How true isn’t it? Nelson Mandela certainly was right when he said ‘… love comes naturally to the human heart …’ A child knows no hatred or how to hate and yet he/she instinctively feels the love and care shower by parents. A child generally do not differentiate statue too; a child may be shy and uncomfortable with a stranger initially, but if the stranger treat the child lovingly and kindly, the child will eventually warm up to the stranger.

Most adults on the other hand have the ability, through learned experience, to differentiate people who are genuinely sincere and good from those who are not.

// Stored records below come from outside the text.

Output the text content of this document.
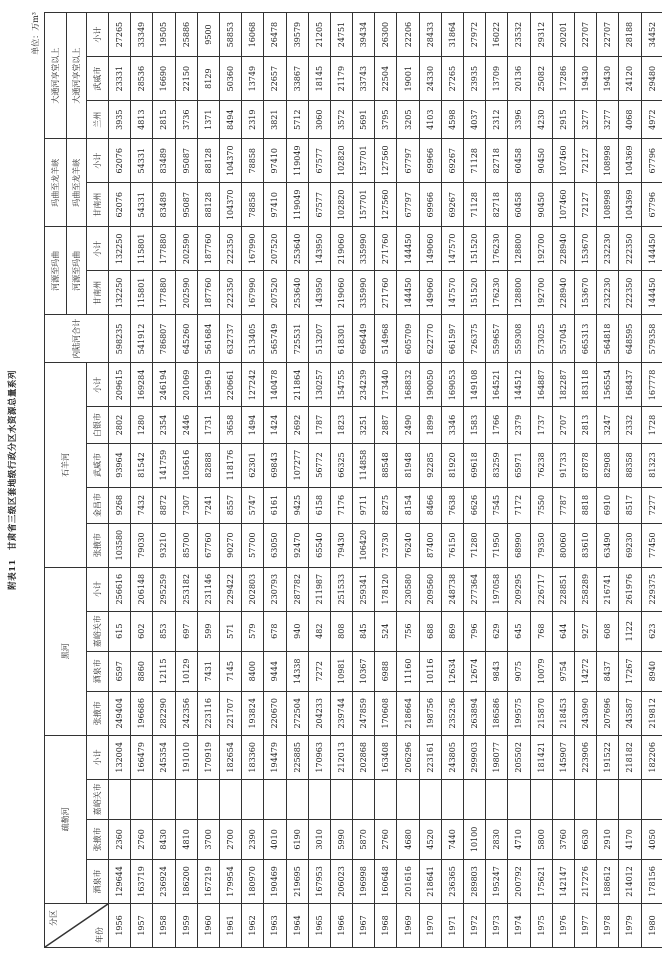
附表11　甘肃省三级区套地级行政分区水资源总量系列
单位：万m³
分区
年份	疏勒河				黑河				石羊河					内陆河合计	河源至玛曲		玛曲至龙羊峡		大通河享堂以上		
															河源至玛曲		玛曲至龙羊峡		大通河享堂以上		
	酒泉市	张掖市	嘉峪关市	小计	张掖市	酒泉市	嘉峪关市	小计	张掖市	金昌市	武威市	白银市	小计		甘南州	小计	甘南州	小计	兰州	武威市	小计
1956	129644	2360		132004	249404	6597	615	256616	103580	9268	93964	2802	209615	598235	132250	132250	62076	62076	3935	23331	27265
1957	163719	2760		166479	196686	8860	602	206148	79030	7432	81542	1280	169284	541912	115801	115801	54331	54331	4813	28536	33349
1958	236924	8430		245354	282290	12115	853	295259	93210	8872	141759	2354	246194	786807	177880	177880	83489	83489	2815	16690	19505
1959	186200	4810		191010	242356	10129	697	253182	85700	7307	105616	2446	201069	645260	202590	202590	95087	95087	3736	22150	25886
1960	167219	3700		170919	223116	7431	599	231146	67760	7241	82888	1731	159619	561684	187760	187760	88128	88128	1371	8129	9500
1961	179954	2700		182654	221707	7145	571	229422	90270	8557	118176	3658	220661	632737	222350	222350	104370	104370	8494	50360	58853
1962	180970	2390		183360	193824	8400	579	202803	57700	5747	62301	1494	127242	513405	167990	167990	78858	78858	2319	13749	16068
1963	190469	4010		194479	220670	9444	678	230793	63050	6161	69843	1424	140478	565749	207520	207520	97410	97410	3821	22657	26478
1964	219695	6190		225885	272504	14338	940	287782	92470	9425	107277	2692	211864	725531	253640	253640	119049	119049	5712	33867	39579
1965	167953	3010		170963	204233	7272	482	211987	65540	6158	56772	1787	130257	513207	143950	143950	67577	67577	3060	18145	21205
1966	206023	5990		212013	239744	10981	808	251533	79430	7176	66325	1823	154755	618301	219060	219060	102820	102820	3572	21179	24751
1967	196998	5870		202868	247859	10367	845	259341	106420	9711	114858	3251	234239	696449	335990	335990	157701	157701	5691	33743	39434
1968	160648	2760		163408	170608	6988	524	178120	73730	8275	88548	2887	173440	514968	271760	271760	127560	127560	3795	22504	26300
1969	201616	4680		206296	218664	11160	756	230580	76240	8154	81948	2490	168832	605709	144450	144450	67797	67797	3205	19001	22206
1970	218641	4520		223161	198756	10116	688	209560	87400	8466	92285	1899	190050	622770	149060	149060	69966	69966	4103	24330	28433
1971	236365	7440		243805	235236	12634	869	248738	76150	7638	81920	3346	169053	661597	147570	147570	69267	69267	4598	27265	31864
1972	289803	10100		299903	263894	12674	796	277364	71280	6626	69618	1583	149108	726375	151520	151520	71128	71128	4037	23935	27972
1973	195247	2830		198077	186586	9843	629	197058	71950	7545	83259	1766	164521	559657	176230	176230	82718	82718	2312	13709	16022
1974	200792	4710		205502	199575	9075	645	209295	68990	7172	65971	2379	144512	559308	128800	128800	60458	60458	3396	20136	23532
1975	175621	5800		181421	215870	10079	768	226717	79350	7550	76238	1737	164887	573025	192700	192700	90450	90450	4230	25082	29312
1976	142147	3760		145907	218453	9754	644	228851	80060	7787	91733	2707	182287	557045	228940	228940	107460	107460	2915	17286	20201
1977	217276	6630		223906	243090	14272	927	258289	83610	8818	87878	2813	183118	665313	153670	153670	72127	72127	3277	19430	22707
1978	188612	2910		191522	207696	8437	608	216741	63490	6910	82908	3247	156554	564818	232230	232230	108998	108998	3277	19430	22707
1979	214012	4170		218182	243587	17267	1122	261976	69230	8517	88358	2332	168437	648595	222350	222350	104369	104369	4068	24120	28188
1980	178156	4050		182206	219812	8940	623	229375	77450	7277	81323	1728	167778	579358	144450	144450	67796	67796	4972	29480	34452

This is one of the reasons, and a valid one, why parents find it necessary to protect baby from people who are not genuinely sincere and good.

In the process of growing up, the child will see, hear and pick up hatred we show to others along the way. We too had unconsciously learnt to hate from our parents and people around us; not that they wanted to teach us to hate on purpose, but through their words and actions, we imitated them until at such time that their words and actions become part of ours too. We eventually ‘pass’ these words and actions to our children. This is a vicious cycle that will stop only by consciously teaching our children to love people from the heart.

However, in order for us to be fitting to teach our children to love, we must first learn to love like them. Did I just contradict myself? It makes sense actually. We need to first learn to love people indiscriminately and with an open heart from them. Then we lead by example to love people indiscriminately and with an open heart. A challenging thing to do but so is anything worth fighting for.

Through conscious teaching of ourselves and especially our young ones to love, I believe that one day most of us will be loving people.

How do you think we can work towards teaching people to love?